Normally I show my own work in the questions, but in this case I have absolutely no clue how to. The only thing I know that might help is that $\tan(x) = \dfrac{\sin(x)}{\cos(x)}$.
 A: Hint: There is a right triangle with side lengths $5$, $12$ and $13$. Draw this triangle, and choose one of the two non-right angles $t$ for which
$$\tan{t} = \frac{12}{5}$$
Recall that the tangent is the opposite side over the adjacent side. 
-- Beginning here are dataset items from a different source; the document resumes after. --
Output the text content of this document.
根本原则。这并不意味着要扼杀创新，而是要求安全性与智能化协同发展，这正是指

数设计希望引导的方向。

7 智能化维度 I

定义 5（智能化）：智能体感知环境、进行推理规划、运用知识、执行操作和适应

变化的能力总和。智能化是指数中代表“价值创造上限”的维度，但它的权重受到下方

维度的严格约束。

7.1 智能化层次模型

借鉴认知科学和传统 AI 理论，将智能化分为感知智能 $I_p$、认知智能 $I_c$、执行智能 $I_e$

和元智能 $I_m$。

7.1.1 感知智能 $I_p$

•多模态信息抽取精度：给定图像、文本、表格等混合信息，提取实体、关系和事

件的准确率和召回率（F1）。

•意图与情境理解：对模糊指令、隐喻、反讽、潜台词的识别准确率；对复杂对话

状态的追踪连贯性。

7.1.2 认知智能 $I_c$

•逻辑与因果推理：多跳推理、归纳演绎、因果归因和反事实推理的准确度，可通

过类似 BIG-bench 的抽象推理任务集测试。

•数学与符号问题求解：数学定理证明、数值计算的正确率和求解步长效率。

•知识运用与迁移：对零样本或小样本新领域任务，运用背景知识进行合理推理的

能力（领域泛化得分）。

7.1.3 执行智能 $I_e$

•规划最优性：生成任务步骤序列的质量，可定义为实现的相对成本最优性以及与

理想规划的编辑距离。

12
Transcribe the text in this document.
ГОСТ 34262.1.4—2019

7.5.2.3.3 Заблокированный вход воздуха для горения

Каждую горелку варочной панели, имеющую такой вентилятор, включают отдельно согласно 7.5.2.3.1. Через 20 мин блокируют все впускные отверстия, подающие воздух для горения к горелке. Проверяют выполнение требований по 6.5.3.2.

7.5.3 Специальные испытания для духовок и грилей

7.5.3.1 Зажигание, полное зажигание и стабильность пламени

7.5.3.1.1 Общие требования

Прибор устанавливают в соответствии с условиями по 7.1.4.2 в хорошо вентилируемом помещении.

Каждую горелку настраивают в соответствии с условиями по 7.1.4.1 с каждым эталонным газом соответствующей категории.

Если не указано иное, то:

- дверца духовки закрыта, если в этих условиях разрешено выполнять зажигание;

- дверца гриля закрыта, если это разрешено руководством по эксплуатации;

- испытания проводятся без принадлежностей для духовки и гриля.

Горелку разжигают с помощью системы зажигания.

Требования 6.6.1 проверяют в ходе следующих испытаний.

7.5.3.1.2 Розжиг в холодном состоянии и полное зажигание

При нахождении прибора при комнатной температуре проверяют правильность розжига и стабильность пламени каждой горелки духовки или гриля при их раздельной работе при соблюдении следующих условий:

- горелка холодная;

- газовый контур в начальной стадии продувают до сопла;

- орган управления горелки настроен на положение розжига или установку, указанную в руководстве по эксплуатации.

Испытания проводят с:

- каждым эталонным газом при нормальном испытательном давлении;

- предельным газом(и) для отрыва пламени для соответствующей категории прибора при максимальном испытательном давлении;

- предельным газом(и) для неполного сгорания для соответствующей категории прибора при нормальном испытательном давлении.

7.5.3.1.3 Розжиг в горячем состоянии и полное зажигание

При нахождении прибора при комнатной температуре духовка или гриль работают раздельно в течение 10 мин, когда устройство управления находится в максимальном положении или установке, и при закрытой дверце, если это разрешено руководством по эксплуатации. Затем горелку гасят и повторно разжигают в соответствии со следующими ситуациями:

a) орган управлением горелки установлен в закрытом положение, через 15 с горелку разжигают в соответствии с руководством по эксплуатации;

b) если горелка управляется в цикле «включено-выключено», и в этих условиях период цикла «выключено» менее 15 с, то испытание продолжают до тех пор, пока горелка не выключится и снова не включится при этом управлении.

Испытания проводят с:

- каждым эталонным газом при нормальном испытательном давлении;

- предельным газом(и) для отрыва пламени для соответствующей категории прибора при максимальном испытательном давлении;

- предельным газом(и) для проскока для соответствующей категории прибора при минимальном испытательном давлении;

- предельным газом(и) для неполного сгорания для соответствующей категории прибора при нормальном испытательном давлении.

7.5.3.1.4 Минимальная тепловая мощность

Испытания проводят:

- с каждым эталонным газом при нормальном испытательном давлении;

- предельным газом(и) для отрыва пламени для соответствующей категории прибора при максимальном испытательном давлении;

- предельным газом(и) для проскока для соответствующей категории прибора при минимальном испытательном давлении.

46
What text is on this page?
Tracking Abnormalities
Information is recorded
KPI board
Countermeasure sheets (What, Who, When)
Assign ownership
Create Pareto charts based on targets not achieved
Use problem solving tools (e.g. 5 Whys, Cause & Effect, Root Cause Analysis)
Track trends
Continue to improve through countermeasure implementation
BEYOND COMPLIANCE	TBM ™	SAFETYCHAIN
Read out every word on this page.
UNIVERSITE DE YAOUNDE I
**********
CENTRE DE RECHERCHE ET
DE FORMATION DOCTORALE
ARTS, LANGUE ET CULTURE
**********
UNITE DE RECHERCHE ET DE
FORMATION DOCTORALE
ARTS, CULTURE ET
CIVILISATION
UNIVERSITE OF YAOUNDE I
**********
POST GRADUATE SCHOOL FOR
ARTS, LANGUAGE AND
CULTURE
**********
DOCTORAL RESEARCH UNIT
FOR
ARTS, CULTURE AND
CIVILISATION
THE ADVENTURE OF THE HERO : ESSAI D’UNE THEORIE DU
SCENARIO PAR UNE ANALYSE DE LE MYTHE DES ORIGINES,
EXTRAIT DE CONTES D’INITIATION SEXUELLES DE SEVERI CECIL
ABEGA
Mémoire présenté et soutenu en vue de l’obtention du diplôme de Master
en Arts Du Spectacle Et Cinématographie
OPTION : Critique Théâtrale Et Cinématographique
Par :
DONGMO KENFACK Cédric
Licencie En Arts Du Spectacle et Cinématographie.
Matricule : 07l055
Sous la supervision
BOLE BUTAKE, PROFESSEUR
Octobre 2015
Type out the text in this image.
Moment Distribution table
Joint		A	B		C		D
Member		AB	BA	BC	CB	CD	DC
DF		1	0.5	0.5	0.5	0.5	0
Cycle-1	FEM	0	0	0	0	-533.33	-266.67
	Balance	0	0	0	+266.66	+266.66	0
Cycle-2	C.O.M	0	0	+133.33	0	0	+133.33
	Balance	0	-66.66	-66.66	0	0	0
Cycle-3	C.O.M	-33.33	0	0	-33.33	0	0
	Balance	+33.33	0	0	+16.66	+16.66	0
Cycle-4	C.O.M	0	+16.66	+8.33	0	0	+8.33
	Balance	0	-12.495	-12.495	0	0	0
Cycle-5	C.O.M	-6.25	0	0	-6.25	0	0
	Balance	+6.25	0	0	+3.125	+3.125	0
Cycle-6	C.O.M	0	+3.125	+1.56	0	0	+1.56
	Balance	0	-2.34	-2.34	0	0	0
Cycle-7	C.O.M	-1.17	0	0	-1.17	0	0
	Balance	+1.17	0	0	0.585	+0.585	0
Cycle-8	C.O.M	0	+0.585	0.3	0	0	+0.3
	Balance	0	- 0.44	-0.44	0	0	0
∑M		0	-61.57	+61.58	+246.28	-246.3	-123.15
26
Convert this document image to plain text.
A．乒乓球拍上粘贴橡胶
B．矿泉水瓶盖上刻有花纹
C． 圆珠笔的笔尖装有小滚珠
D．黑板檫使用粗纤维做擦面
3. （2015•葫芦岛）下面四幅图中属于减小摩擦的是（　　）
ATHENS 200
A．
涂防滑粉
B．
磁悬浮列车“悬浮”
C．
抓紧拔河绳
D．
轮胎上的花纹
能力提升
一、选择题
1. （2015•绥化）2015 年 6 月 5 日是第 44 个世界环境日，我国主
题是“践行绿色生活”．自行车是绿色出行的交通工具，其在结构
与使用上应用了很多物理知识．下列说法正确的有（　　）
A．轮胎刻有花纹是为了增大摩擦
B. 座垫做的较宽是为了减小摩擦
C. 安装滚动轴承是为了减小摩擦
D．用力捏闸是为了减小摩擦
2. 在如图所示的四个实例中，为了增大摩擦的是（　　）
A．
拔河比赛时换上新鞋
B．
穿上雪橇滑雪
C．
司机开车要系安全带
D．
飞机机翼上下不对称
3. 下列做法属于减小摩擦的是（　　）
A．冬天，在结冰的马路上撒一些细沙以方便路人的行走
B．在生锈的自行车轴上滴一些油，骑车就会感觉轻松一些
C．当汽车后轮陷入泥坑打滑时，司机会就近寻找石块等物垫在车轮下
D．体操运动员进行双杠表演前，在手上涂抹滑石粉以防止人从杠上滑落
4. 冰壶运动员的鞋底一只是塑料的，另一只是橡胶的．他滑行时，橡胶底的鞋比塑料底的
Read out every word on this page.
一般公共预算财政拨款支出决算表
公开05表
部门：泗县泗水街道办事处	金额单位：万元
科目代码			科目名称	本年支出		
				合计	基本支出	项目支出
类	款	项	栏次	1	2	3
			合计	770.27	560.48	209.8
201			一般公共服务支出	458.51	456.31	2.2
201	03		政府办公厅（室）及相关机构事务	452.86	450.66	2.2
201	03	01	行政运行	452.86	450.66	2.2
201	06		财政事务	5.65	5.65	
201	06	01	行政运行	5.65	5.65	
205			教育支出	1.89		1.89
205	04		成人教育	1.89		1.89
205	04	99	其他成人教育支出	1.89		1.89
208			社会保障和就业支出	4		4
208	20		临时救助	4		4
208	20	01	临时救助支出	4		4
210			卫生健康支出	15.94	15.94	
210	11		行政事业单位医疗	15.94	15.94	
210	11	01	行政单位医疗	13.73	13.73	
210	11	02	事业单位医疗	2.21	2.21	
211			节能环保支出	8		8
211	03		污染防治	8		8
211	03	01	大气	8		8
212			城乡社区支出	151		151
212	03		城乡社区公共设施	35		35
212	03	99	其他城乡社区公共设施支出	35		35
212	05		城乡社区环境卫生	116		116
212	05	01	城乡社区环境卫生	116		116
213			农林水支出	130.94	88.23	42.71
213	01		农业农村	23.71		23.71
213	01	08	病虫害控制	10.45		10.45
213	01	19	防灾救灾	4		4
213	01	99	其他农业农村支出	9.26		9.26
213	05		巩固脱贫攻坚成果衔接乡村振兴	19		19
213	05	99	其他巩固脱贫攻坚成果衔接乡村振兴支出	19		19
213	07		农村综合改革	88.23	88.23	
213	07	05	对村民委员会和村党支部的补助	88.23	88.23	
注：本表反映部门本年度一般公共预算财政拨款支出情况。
A: Here is an approach. Let
$$ y=13 \sin \left( \tan ^{-1} (\dfrac{12}{5}) \right) \implies \sin \left( \tan ^{-1} (\dfrac{12}{5}) \right)=\frac{y}{13} \longrightarrow (1)$$
$$ \implies \cos \left( \tan ^{-1} (\dfrac{12}{5}) \right)=\sqrt{1-\left(\frac{y}{13}\right)^2} \longrightarrow (2). $$
Now, dividing $(1)$ by $(2)$ and simplifying gives
$$ 12^213^3-13^2y^2=0\implies y=\pm 12 \implies y=12. $$
Note: We used the identity

$$ \tan(\tan^{-1}(x))=x. $$

A: Have the Pytagoric triangle of sides $5$, $12$ and $13$, and use the definitions of the trigonometric functions in a rectangle triangle.
A: Let $\displaystyle\tan^{-1}\frac{12}5=\theta$
$\displaystyle\implies(i)\tan\theta=\frac{12}5$
and $\displaystyle(ii)-\frac\pi2\le\theta\le\frac\pi2 $  (using the definition of principal value)
$\displaystyle\implies\cos\theta\ge0$
$\displaystyle\implies\cos\theta=\frac1{\sec\theta}=+\frac1{\sqrt{1+\tan^2\theta}}=\cdots$
$\displaystyle\implies \sin\theta=\tan\theta\cdot\cos\theta=\cdots$
A: $\tan^{-1} \left({\frac{12}{5}}\right)\in (0,\frac{\pi}{2})$ since $\frac{12}{5}>0$ now we see $\tan^{-1}\left({\frac{12}{5}}\right)=\sin^{-1}\left({+\frac{12}{13}}\right)$ .So the given expression is $13.\frac{12}{13}=12$ and proved.